Mistakes happen. But Google’s actions since that mistake have been atrocious. First it sent a local rep to talk to Little, seemingly keen to show it cared. The rep then ducked out of a press conference with journalists as soon as the questions got tough.
This week it became clear that after promising to follow up last year, the Government had to contact Google twice to get any kind of actual response. That response was a single paragraph letter making no offer of any change, instead simply noting that the situation was ‘‘relatively unique’’ and offering a link to a support page, as if Little was a complaining customer and not the justice minister of a sovereign
nation where you make hundreds of millions of dollars each year.
So Little is angry, angry enough to release the pitiful email and talk to journalists about it. ‘‘To get that response six months on ... Clearly they are not taking it seriously,’’ Little said yesterday.
‘‘It goes to the core of the integrity of our justice system. Someone has got to stand up and defend it. We might be a small country and Google might be huge and there’s the rest of the world, but this is an issue that is affecting other countries too.’’
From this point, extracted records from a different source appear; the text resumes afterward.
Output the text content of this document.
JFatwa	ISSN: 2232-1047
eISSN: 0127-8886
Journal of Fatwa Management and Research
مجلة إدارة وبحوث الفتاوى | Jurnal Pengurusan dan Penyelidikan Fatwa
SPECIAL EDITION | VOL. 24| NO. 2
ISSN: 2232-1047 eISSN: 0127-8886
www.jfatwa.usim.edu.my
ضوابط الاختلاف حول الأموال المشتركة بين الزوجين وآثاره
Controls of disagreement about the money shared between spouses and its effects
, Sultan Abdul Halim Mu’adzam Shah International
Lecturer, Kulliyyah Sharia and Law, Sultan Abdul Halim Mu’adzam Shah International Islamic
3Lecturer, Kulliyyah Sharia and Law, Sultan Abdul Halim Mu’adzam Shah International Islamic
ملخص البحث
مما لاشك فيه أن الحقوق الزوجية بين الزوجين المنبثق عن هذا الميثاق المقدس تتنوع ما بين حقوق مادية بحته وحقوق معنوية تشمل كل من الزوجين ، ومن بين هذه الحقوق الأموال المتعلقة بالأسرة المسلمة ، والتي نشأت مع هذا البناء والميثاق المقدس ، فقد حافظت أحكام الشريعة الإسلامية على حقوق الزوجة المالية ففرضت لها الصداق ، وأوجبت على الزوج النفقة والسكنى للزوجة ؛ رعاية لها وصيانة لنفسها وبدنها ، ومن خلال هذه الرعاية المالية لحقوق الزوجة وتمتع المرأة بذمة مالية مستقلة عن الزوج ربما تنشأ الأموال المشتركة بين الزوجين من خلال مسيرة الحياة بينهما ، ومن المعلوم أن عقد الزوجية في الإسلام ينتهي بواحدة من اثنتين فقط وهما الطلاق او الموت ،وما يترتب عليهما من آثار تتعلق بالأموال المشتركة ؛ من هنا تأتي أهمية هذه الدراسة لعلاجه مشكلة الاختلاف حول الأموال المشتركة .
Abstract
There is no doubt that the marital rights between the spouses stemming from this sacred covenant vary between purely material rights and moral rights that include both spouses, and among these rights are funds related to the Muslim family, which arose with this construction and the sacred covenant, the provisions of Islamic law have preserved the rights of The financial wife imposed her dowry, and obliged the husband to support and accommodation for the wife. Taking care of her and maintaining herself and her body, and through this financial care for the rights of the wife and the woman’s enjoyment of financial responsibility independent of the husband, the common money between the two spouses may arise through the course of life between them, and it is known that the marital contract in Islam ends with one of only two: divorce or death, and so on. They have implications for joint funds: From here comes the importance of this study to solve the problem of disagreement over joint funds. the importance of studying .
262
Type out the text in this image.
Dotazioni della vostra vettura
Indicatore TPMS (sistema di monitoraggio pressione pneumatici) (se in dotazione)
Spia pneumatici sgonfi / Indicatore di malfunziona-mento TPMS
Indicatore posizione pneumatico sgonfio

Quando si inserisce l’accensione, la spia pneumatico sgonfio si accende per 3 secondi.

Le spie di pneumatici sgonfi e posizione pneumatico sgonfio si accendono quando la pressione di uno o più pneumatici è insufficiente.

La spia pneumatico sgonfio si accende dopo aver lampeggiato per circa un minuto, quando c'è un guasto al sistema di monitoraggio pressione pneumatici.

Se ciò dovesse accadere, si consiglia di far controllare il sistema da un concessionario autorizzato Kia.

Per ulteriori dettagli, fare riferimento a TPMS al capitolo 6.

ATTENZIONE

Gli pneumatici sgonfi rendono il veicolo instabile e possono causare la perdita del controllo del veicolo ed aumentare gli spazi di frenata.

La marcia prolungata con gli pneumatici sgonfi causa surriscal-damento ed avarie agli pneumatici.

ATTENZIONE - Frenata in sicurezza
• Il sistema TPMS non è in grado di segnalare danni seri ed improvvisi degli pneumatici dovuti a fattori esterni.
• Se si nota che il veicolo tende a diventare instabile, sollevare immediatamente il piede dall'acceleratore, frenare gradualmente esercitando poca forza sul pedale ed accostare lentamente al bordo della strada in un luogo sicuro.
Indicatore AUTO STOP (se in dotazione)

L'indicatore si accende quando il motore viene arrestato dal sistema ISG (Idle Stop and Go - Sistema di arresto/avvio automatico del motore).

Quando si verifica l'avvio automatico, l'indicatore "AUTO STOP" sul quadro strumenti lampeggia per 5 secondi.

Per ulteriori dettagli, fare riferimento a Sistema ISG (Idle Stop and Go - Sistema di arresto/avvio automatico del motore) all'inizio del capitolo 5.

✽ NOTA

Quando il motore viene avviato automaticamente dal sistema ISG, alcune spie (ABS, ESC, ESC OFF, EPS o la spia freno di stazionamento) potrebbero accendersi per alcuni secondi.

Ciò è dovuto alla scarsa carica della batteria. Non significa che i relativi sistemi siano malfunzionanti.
In fairness to Google, it is hard to see any clear solution in this case. There is no current pipeline of suppressed names that goes to Google and other media outlets; journalists instead have to either be in the room when the suppression order is made or call up and be told about it by the court. That process works fine for journalists but is unintelligible for a computer.
And yet Google search results in New Zealand continue to show overseas media reports that identify the accused in the Millane case. They should know about it by now.
Little makes the point that every media outlet in New Zealand manages to respect suppression orders, and if they didn’t would be hauled up in front of a judge for contempt of court, and criticised by police for possibly ruining a prosecution.
He hammers home the point that Google, for all of its automation, cannot pretend to be a neutral platform – a point Prime Minister Jacinda Ardern made after the Christchurch terror attack. ‘‘They’ve kind of in the past described themselves as the wire between the news gatherer and news printer. They are not. They are a publisher,’’ Little said.
Like Ardern, he is now promising to bring this up with other justice ministers around the world, as Ardern did with the social media call.
While Little’s anger is justified, it is also politically useful. Much of New Zealand retains a seething rage in the followup from the massively publicised Millane case – and this gives us somewhere to channel some of that anger into.
Politicians all over the world are realising there is little repercussion for attacking tech companies, as most people who don’t work for them can see they have taken on too much power with too little responsibility.
The problem is that these companies are simply too big and too dominant for negative headlines in a place like New Zealand to matter. If that was the case they would probably pay their taxes.